When drawn on his plea for humanity to ‘reclaim destiny’ Gore said two of the greatest challenges involve fossil fuel lobbying – fuelling climate denial – combined with better capital allocation around the world – most notably in developing nations. He then called for more action from the World Bank and other multilateral development banks to ease the financing burden.

Despite increasing global crisis of varying nature, Gore remains positive about future progress and what he believes is the most powerful scientific revolution in history.

“We are now in the early stages of a sustainability revolution powered by advances in technology. A revolution that has the scale of the industrial revolution coupled with the speed of the digital revolution. I see it in every walk of life. Now with the new advances in large language models and generative AI, we are seeing perhaps the fastest, most powerful, scientific revolution in all of history.”

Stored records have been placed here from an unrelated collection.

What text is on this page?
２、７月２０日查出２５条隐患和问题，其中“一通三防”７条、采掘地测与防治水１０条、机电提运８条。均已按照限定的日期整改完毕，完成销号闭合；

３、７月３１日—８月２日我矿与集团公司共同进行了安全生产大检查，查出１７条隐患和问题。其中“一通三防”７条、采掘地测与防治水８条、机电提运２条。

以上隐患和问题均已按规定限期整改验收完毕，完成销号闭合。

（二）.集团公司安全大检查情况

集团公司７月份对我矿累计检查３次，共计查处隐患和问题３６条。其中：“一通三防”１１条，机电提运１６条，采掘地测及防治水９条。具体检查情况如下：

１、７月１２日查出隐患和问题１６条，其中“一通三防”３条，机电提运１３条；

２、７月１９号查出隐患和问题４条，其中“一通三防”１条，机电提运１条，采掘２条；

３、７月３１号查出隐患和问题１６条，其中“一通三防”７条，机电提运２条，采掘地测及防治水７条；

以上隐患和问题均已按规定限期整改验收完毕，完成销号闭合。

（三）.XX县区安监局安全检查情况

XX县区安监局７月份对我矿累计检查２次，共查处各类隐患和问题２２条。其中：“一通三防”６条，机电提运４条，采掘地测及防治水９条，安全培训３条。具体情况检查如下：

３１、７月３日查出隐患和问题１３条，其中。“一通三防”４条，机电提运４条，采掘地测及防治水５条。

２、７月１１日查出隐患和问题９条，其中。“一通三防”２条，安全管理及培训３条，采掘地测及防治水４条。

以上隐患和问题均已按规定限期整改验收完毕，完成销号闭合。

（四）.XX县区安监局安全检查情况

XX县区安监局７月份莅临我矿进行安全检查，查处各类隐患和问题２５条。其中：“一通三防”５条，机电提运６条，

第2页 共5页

Meanwhile, Gore’s final message on the most effective route to Net Zero lies in active public discourse on every level possible.

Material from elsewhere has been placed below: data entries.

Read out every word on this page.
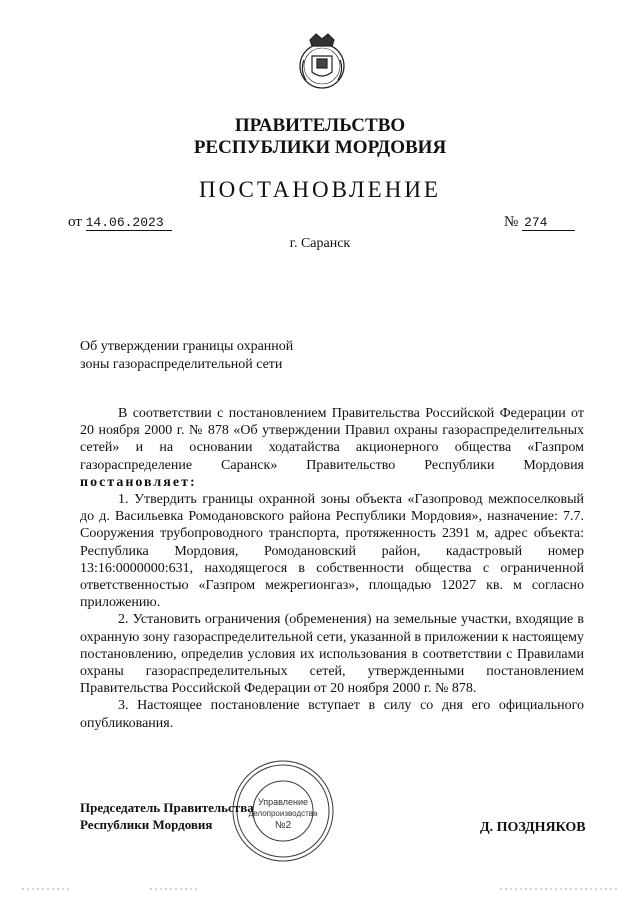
ПРАВИТЕЛЬСТВО
РЕСПУБЛИКИ МОРДОВИЯ
ПОСТАНОВЛЕНИЕ
от 14.06.2023	№ 274
г. Саранск
Об утверждении границы охранной
зоны газораспределительной сети

В соответствии с постановлением Правительства Российской Федерации от 20 ноября 2000 г. № 878 «Об утверждении Правил охраны газораспределительных сетей» и на основании ходатайства акционерного общества «Газпром газораспределение Саранск» Правительство Республики Мордовия постановляет:

1. Утвердить границы охранной зоны объекта «Газопровод межпоселковый до д. Васильевка Ромодановского района Республики Мордовия», назначение: 7.7. Сооружения трубопроводного транспорта, протяженность 2391 м, адрес объекта: Республика Мордовия, Ромодановский район, кадастровый номер 13:16:0000000:631, находящегося в собственности общества с ограниченной ответственностью «Газпром межрегионгаз», площадью 12027 кв. м согласно приложению.

2. Установить ограничения (обременения) на земельные участки, входящие в охранную зону газораспределительной сети, указанной в приложении к настоящему постановлению, определив условия их использования в соответствии с Правилами охраны газораспределительных сетей, утвержденными постановлением Правительства Российской Федерации от 20 ноября 2000 г. № 878.

3. Настоящее постановление вступает в силу со дня его официального опубликования.

Управление
делопроизводства
№2
Председатель Правительства
Республики Мордовия	Д. ПОЗДНЯКОВ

“We hear a lot about what we can do in our personal lives,” added Gore. “Those things are important. But the number one most important thing people can do is to be very vigorous and active in public discussion to get politicians at every level of government activated to move faster to reduce emissions. This is a global emergency. We hear that phrase and maybe its drained of the sense of urgency its intended to convey. The people who say we are not equipped to solve this, they point to the lack of sufficient political will. I’ll tell you this – political will is itself a renewable resource. Getting out into the public sphere and renewing the political will that is essential to making this species-wide decision to transition away from fossil fuels as quickly as possible.”

Organised by Techarenan with backing from the Swedish Innovation Agency, key themes include the energy transition, innovation, economics, sustainability and global megatrends.